Factors Contributing to Reduced Direct Tax Collection
The decrease in direct tax collection can be attributed to several factors, including tax reforms introduced in 2019 and substantial refunds given in the fiscal year 2019-20.
Tax Reforms
In 2019, there were significant changes in tax regulations that included reduction in the corporate tax rate to 22% for all existing domestic companies, and a lower tax rate of 15% for new manufacturing domestic companies. Individuals earning an income of up to Rs. 5 lakh were exempted from income tax. Additionally, the standard deduction increased from Rs. 40,000 to Rs. 50,000.
High Refunds
Refunds also played a role in the reduced direct tax collection. In FY 2019-20, total refunds amounted to Rs. 1.84 lakh crore, marking a 14% increase from Rs. 1.61 lakh crore in FY 2018-19.
Tax Buoyancy
When excluding the effects of the tax reform measures and higher issuance of refunds, the tax buoyancy for gross direct collection, corporate tax and personal income tax was positive. This indicates that despite the challenges, efforts by the government to widen the tax base have been fruitful.
Investment
Tax reforms introduced in September 2019 aimed to stimulate growth and investment were unable to make an immediate impact because of preliminary steps required to set up new manufacturing facilities. The Covid-19 outbreak also contributed to the delay.
Government Measures to Boost Direct Tax and Investment
The government has made several moves to raise direct tax and investment including the abolition of Dividend Distribution Tax and launching Vivad se Vishwas to settle pending tax disputes. It introduced digitalised transactions to reduce unaccounted transactions and raised the monetary limit for filing appeals.
Extension of TDS/TCS Scope
To broaden the tax base, more transactions have been brought under the purview of Tax Deduction at Source (TDS) and Tax Collection at Source (TCS). These include large cash withdrawals, foreign remittance, luxury car purchases, e-commerce business, sale of goods, property acquisition, etc.
Key Terms Explained
Corporate Tax: A government levy on a firm’s profit after deducting operating expenses. Rates vary for domestic and foreign corporations.
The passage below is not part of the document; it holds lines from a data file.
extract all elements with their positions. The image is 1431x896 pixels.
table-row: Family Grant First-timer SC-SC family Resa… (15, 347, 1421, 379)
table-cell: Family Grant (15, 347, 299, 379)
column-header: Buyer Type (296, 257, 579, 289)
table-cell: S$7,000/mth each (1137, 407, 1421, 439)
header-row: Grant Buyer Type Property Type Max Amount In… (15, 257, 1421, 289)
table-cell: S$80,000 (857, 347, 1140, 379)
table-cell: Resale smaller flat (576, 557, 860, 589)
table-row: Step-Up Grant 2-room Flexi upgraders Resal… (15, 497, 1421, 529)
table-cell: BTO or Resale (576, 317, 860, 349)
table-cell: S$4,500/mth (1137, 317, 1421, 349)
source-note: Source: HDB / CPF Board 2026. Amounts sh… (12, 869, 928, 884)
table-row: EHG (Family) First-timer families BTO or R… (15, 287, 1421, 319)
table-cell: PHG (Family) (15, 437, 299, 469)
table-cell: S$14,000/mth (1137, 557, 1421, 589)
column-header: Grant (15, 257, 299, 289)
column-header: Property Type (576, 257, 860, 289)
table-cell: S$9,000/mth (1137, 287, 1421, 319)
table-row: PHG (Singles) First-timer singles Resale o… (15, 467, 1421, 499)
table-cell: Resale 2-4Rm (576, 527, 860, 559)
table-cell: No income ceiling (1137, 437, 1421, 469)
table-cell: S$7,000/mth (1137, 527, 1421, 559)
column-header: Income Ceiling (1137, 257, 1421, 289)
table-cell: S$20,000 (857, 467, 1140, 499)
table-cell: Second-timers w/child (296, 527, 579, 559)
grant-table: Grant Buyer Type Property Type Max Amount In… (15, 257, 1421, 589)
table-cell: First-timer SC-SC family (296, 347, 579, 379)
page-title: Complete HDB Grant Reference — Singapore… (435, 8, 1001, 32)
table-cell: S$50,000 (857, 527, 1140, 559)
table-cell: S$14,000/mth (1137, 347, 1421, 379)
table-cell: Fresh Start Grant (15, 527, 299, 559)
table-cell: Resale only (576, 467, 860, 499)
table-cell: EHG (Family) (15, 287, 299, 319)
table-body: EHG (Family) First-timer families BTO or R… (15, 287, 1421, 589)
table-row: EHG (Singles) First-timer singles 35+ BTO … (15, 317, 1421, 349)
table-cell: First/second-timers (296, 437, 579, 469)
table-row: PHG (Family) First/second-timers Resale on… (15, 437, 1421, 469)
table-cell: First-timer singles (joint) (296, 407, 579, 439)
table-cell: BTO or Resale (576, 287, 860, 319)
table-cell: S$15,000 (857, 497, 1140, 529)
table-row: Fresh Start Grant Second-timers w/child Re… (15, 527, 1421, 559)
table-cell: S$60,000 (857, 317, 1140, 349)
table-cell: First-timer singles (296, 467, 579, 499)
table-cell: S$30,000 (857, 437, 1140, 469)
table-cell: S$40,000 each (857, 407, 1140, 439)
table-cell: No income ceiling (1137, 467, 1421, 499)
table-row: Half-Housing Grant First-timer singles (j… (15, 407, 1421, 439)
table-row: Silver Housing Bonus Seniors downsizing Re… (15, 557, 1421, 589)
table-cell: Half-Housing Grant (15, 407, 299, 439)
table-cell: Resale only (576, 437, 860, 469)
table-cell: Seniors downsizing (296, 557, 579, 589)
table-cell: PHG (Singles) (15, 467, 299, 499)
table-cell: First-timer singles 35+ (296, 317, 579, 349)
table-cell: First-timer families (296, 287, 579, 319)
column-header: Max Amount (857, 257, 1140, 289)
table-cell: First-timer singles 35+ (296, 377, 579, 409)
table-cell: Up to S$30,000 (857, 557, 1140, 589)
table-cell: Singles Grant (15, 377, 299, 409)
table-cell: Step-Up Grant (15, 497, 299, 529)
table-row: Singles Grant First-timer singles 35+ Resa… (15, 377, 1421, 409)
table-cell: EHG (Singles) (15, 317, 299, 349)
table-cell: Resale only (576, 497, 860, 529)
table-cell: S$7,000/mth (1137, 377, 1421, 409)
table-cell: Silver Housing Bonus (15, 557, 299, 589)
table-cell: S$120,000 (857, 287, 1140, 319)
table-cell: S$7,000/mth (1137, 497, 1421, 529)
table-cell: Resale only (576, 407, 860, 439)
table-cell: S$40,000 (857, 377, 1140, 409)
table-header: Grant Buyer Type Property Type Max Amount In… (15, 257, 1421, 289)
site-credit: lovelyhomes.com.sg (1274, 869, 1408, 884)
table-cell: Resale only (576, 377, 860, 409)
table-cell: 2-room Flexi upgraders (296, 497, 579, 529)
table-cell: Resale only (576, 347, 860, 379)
Dividend Distribution Tax (DDT): Payable by corporations on dividends given to shareholders. Higher dividends mean a higher tax burden.
Minimum Alternate Tax (MAT): Introduced to ensure zero tax paying companies also contribute to tax revenues. It was first introduced in 1987, then withdrawn in 1990, before being reintroduced in 1996. The MAT is a key tool to prevent tax avoidance.